If you’re subscribed to this newsletter, you’re probably the sort of person we like best: one who’s obsessed with books and writing, has multiple TBR piles and book wish lists, and is partly surviving this crazy time by hiding out in books.

If this describes you, we think you might love Survival by Book, our friend Courtney Cook’s fantastic newsletter, which is jam-packed with original essays, book reviews, interesting links, doodles, reading recommendations, and all sorts of other book-related goodies. Courtney is an Upper Valley writer and reader who is full of intelligence, empathy, an exuberance. Also, she’s a really good writer. Read why she started the newsletter in July, and then subscribe!

Summer is waning, but reading continues! Our Summer Reading & Writing Bingo officially ends today, but that doesn’t mean you have to stop reading. Use the Bingo card anytime of year to help inspire you to read books out of your regular genres, or to try your hand at a writing prompt. If you missed any of the great reading suggestions from fellow readers and writers that we’ve published over the summer, you can find them all on our blog.

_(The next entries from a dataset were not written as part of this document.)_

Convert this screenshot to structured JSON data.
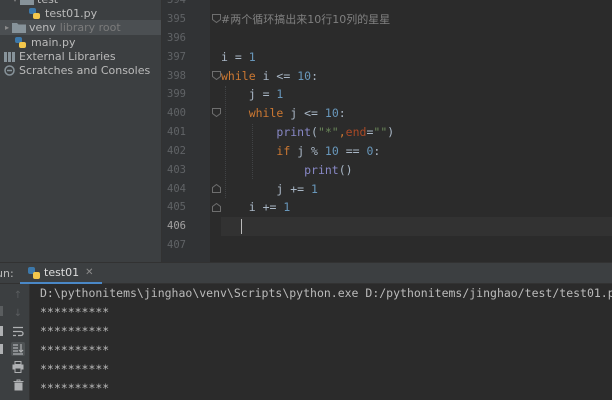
{
  "project_tree": {
    "items": [
      {
        "label": "test"
      },
      {
        "label": "test01.py"
      },
      {
        "label": "venv",
        "hint": "library root"
      },
      {
        "label": "main.py"
      },
      {
        "label": "External Libraries"
      },
      {
        "label": "Scratches and Consoles"
      }
    ]
  },
  "editor": {
    "line_numbers": [
      "394",
      "395",
      "396",
      "397",
      "398",
      "399",
      "400",
      "401",
      "402",
      "403",
      "404",
      "405",
      "406",
      "407"
    ],
    "comment": "#两个循环搞出来10行10列的星星",
    "tokens": {
      "i": "i",
      "j": "j",
      "assign": " = ",
      "one": "1",
      "ten": "10",
      "while": "while",
      "le": " <= ",
      "colon": ":",
      "print": "print",
      "lparen": "(",
      "rparen": ")",
      "star_str": "\"*\"",
      "comma": ",",
      "end_kw": "end",
      "eq": "=",
      "empty_str": "\"\"",
      "if": "if",
      "mod": " % ",
      "eqeq": " == ",
      "zero": "0",
      "plus_eq": " += ",
      "empty_call": "()"
    }
  },
  "run_panel": {
    "label": "un:",
    "tab_label": "test01",
    "command": "D:\\pythonitems\\jinghao\\venv\\Scripts\\python.exe D:/pythonitems/jinghao/test/test01.py",
    "output_lines": [
      "**********",
      "**********",
      "**********",
      "**********",
      "**********"
    ]
  },
  "colors": {
    "keyword": "#cc7832",
    "number": "#6897bb",
    "string": "#6a8759",
    "builtin": "#8888c6",
    "kwarg": "#aa4926",
    "comment": "#808080",
    "folder": "#87939a",
    "python_blue": "#3c78aa",
    "python_yellow": "#f3c74b"
  }
}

And for those of you whose TBR piles aren’t already toppling over, here’s list of August 2020 releases that we think deserve your attention. Add that list to September’s highlighted releases (below) and you should be set for at least few weeks!

birth-of-a-daughter.jpg

Samantha Kolber, a poet, the marketing and events coordinator at Bear Pond Books in Montpelier, Vermont, and the Poetry Series editor at Rootstock Publishing, has a new chapbook of poems out from Kelsay Books entitled Birth of a Daughter. She has received a Ruth Stone Poetry Prize and a Vermont Poetry Society prize for her writing. Sam has been a regular at our Poetry & Pie open mics, so it’s wonderful to see her new chapbook out in the world. Birth of a Daughter is filled with tender, moving poems about pregnancy, birth, and motherhood. We were lucky enough to get a sneak peak and have chosen her poem “Breastfeeding Dyad” to share with you on our website. Congrats, Sam!

YellowBird.jpg

Save the date! We’re partnering with Still North Books for a virtual event on October 14 at 7:30 pm, where Sierra Crane Murdoch will be in conversation with Angela Evancie of VPR’s Brave Little State to discuss Sierra’s compelling nonfiction book, Yellow Bird. We’ll provide registration details on our event page soon.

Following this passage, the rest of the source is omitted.